Guhl’s standen wie schon wie beim letzten Mal vor dem Haus. Einen runden Geburtstag gab es aber nicht zu feiern und die Frage “wellet ihr an Schnaps“ kam Carlo leider nicht über die Lippen. So wurden die letzten Meter hinunter nach Dobel mit furztrockenem Mund zurückgelegt.
Im Seehotel wartete Wirt Rolf bereits auf die Wanderer. Im Teich vollführten die Fische die tollsten Freudensprünge. Otto saß bereits am Tisch und genoss das herrliche Wetter. Vorschriftsmäßig trug man sich in die Coronaliste ein, desinfizierte die Hände, maß die Abstände auf den Millimeter genau aus, entledigte sich, nachdem man sich ein Bier vom Fürst oder vom Glauner geholt hatte, der Gesichtsmasken. So oder so ähnlich war es. Jedenfalls fühlten sich alle sauwohl, freuten sich über das Zusammensein. Der aufkommende Hunger wurde mit Bierstengeln und Bauernbratwürsten gestillt. Otto erzählte von seinen intelligenten Bienen, die, falls im Tal die Blüten verwelkt sind, auf den Kaltenhof fliegen. Ja das Thema Honig gab mächtigen Gesprächsstoff. Als sich Paul und Otto nicht mehr ganz einig waren, kam glücklicherweise Imkerfrau Ursel dazu. Mit respektvollem Abstand saß sie oben am Teich wie Jesus am Ufer des Sees Genezareth, hörte eine Weile zu und sprach dann zu den Jüngern. Und siehe da, 14 Mannsbilder verstummten und lauschten ihren Worten, unglaublich. Allerdings nicht sehr lange.

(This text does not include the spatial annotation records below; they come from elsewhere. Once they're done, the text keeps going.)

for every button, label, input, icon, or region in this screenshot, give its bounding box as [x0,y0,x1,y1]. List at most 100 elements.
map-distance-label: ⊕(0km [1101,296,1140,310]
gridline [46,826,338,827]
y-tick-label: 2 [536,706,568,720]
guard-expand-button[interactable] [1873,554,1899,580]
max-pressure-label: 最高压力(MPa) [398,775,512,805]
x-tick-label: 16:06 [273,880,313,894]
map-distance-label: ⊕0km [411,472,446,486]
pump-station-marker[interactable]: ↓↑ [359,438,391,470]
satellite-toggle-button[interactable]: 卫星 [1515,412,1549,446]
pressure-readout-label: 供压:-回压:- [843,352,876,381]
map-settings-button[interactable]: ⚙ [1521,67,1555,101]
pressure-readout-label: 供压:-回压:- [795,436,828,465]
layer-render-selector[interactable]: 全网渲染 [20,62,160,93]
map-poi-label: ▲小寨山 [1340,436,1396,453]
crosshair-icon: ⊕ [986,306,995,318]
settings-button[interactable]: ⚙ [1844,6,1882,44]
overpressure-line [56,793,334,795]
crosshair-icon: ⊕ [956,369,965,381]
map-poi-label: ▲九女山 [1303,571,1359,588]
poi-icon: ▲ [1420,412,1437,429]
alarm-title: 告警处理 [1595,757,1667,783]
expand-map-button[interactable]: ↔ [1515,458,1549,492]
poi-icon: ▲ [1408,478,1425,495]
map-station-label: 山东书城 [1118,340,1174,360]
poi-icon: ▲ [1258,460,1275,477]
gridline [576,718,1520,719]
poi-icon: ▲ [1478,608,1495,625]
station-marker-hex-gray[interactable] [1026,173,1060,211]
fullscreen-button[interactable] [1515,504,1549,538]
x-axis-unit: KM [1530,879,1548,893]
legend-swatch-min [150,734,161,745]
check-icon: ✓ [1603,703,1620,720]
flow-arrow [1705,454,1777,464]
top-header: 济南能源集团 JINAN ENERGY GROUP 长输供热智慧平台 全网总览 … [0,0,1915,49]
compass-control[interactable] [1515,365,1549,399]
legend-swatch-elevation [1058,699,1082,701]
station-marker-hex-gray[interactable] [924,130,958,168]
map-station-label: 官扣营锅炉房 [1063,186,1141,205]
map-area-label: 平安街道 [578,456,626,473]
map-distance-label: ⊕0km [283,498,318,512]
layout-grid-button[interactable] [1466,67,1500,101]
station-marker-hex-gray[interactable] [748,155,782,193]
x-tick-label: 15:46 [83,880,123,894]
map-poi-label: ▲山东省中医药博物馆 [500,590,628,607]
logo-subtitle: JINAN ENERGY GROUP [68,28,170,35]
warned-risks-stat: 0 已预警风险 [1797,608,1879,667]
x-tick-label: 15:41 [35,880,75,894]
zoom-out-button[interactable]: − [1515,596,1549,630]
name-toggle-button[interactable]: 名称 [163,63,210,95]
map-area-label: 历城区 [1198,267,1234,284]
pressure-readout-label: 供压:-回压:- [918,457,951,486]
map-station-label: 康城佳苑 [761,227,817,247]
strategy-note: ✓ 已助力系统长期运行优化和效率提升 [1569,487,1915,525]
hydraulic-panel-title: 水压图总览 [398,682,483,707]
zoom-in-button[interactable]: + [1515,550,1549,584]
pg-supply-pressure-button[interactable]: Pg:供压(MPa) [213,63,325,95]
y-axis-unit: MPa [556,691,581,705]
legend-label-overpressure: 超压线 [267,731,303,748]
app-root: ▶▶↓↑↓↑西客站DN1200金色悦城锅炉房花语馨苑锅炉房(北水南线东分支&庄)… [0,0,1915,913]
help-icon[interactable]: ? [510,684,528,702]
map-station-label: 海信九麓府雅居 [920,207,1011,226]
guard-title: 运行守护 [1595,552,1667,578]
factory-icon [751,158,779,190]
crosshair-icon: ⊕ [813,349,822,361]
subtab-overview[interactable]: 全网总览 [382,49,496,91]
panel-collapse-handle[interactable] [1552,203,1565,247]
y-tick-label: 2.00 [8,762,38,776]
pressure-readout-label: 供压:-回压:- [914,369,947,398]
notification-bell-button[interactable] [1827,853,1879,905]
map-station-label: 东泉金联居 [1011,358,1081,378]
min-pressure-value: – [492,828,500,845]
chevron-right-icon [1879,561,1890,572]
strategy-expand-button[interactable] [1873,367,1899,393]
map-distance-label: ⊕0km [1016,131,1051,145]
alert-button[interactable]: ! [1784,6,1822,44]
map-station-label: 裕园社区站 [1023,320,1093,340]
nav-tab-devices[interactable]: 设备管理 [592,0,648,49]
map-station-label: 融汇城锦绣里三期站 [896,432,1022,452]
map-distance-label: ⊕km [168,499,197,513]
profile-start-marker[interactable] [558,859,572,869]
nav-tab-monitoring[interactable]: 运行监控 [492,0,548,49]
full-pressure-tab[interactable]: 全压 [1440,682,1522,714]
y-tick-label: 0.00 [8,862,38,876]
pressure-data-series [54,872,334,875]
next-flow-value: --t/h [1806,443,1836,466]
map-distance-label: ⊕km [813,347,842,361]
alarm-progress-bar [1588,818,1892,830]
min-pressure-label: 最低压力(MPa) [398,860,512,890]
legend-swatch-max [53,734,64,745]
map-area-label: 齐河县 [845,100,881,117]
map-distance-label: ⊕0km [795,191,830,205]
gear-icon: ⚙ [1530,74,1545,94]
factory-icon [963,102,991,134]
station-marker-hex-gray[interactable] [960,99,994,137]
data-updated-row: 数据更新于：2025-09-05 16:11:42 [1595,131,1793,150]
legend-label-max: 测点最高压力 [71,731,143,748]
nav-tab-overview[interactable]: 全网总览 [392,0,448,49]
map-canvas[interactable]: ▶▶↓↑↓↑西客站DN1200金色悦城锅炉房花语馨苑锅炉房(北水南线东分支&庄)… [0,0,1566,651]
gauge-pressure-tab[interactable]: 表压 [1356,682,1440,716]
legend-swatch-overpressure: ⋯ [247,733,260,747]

Nach und nach trafen die Frauentaxis ein, Rolf verabschiedete die Männer mit einem “ kommet au wieder“ und die Fische schnellten mit winkenden Flossen und aufgestellten Kiemen ein letztes Mal aus dem Teich. Petri Heil, bis zum nächsten Mal.
Hallo Gerhard,
wieder eine Freude, von Eurer so lustigen und erfolgreichen
Wanderung zu lesen. Hatte die Berichte sehr vermisst.
Grüße an alle Wanderer von Uschi aus dem Oberdorf!!!!!!!!!!